I look down and feel for the button skip tracks, when I look back up, I'm in Athens. A baggage carousel is spewing mostly black but some splashes of red and blue suitcases to a tired looking crowd. A woman is standing in dark orange tights, something of a flamenco look blouse with hair that has been coloured and recoloured a thousand times and is now a mix of reds and blondes all frizzed on a bed of grey. Eye makeup has exploded onto her face, half of which is now blue, it seemed like a good idea when she woke early this morning for the pre-dawn flight here. She feels a little more awake than she did then, but her eyes have looked completely awake all day. She's returning home to Athens where she lives by the port. She had never travelled much until the cheaper airlines started to fly and her weekend in London with an old friend was lot of fun, but more expensive than she had planned. She will have to wait a few months for the next trip now. Work at the port isn't exactly well paying, but her son who lives in central Athens helps out when she needs. She is sure that his flat-mate is his lover but has never had the courage to ask. She invites them both whenever there is an event on just in case. A cute couple in their late 20's walk by pushing a trolley stacked with bags. A fuzz of blonde hair is trailing them on the body of a toddler who has been so out of control, they now have little energy left to chase him. He has run into the security lady, picked up an old baggage tag off the ground but just before putting it into his mouth found another distraction and is running off towards a dog emerging from a fellow passenger's hand carry on the floor. His parents laugh together recalling the man from the Hotel this morning who joked about their son "The Destroyer" as he called him. The dog now freed, the toddler runs laughing towards the carousel with those bags that look like a great challenge to climb.

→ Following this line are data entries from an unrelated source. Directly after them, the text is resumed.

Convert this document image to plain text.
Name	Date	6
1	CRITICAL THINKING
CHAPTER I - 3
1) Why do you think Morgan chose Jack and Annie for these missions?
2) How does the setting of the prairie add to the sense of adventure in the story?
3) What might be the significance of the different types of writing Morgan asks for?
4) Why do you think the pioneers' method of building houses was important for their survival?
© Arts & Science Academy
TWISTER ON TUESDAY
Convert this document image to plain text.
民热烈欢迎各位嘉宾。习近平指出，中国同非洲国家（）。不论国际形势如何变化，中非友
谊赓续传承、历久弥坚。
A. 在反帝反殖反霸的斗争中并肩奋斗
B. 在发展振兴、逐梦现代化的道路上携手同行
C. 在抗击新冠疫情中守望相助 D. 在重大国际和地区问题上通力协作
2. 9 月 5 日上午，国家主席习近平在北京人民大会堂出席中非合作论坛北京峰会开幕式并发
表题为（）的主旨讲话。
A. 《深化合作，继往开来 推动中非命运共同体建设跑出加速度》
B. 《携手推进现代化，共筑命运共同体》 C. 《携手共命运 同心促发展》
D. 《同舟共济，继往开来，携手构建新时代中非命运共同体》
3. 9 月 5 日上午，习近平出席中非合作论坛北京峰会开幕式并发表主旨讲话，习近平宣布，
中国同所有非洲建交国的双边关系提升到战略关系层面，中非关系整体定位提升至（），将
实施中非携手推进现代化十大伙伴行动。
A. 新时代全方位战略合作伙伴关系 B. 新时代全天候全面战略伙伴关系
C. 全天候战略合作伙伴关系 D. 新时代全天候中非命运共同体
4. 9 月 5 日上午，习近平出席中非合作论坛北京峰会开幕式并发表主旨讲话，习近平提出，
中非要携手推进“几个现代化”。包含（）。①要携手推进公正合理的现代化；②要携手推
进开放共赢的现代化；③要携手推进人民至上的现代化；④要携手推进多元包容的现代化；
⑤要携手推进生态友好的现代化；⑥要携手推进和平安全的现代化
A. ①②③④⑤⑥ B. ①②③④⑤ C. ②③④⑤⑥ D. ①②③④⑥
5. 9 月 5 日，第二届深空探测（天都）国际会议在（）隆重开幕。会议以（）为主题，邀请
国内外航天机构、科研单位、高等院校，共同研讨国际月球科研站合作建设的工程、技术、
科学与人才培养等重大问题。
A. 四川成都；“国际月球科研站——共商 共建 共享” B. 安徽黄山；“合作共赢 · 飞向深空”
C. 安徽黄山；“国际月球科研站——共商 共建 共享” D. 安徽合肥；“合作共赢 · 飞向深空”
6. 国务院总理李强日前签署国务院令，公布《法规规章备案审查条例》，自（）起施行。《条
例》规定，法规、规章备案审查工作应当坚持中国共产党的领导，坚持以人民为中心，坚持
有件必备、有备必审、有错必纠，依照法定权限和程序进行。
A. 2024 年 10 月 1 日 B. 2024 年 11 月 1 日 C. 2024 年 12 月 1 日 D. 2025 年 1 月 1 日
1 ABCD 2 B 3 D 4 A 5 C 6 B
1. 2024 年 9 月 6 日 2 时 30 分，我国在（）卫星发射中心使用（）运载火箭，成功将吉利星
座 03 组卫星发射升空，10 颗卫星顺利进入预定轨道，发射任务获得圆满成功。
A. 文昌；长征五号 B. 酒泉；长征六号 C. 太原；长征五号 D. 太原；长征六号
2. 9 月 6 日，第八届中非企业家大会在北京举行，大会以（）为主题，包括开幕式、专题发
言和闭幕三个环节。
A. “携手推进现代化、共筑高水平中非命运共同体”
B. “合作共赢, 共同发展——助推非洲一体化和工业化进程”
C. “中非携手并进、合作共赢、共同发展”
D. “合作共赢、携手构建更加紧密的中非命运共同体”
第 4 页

Madonna's "Give it to me" bounds into the sound track and the rest of the movie is paused while a short film plays out in my head. This one's a real one, unlike the other ones I've concocted in my travels, so my imagination is less essential right now. It is another holiday experience though. The track ends and a new one begins, and so my journey continues.

Saturday 5 September 2009

baby you can drive my car, No.7

The interviews have been going on and on. But I'm okay with that. The final applicant is the only definite right hand drive guy - which would be kinda useful down-under if I want to avoid head-on collisions. He's laid back, has great arms, to control the vehicle with of course, and looks confident in the driver's seat. He can just drive. I don't care where we go.

I've decided I'm going for applicant No.1 for the working week, and No.7 here for the weekends.

Who are you going to choose? You only get one choice, though - so vote in the new poll on the top right for your preferred driver.

Tuesday 1 September 2009

14 years on...


In Gay years we've been together what, 98 years? It certainly doesn't seem that long. 14 years has flown by, but looking back there's a hell of a lot we've done in that time. We've broken all kinds of new ground for ourselves and the people around us, we've bought and sold homes together and lived in a handful of others, swum probably thousands of kilometres together, many competitively. We've made friends, welcomed new family members and fare-welled others, we've taken hundreds of flights together and tied up the globe with our flight paths. We've driven a car or two into the ground. We've raised our Labrador Norten, of whom we're very proud, and now have embarked on raising a child, which will certainly keep the next 14 yrs and more as busy if not more so than the first. We've grown closer together even when we're apart. It's been one hell of a time and I'm looking forward to the next 14 and beyond.

Happy Anniversary Mr Frenchman, My Frenchman.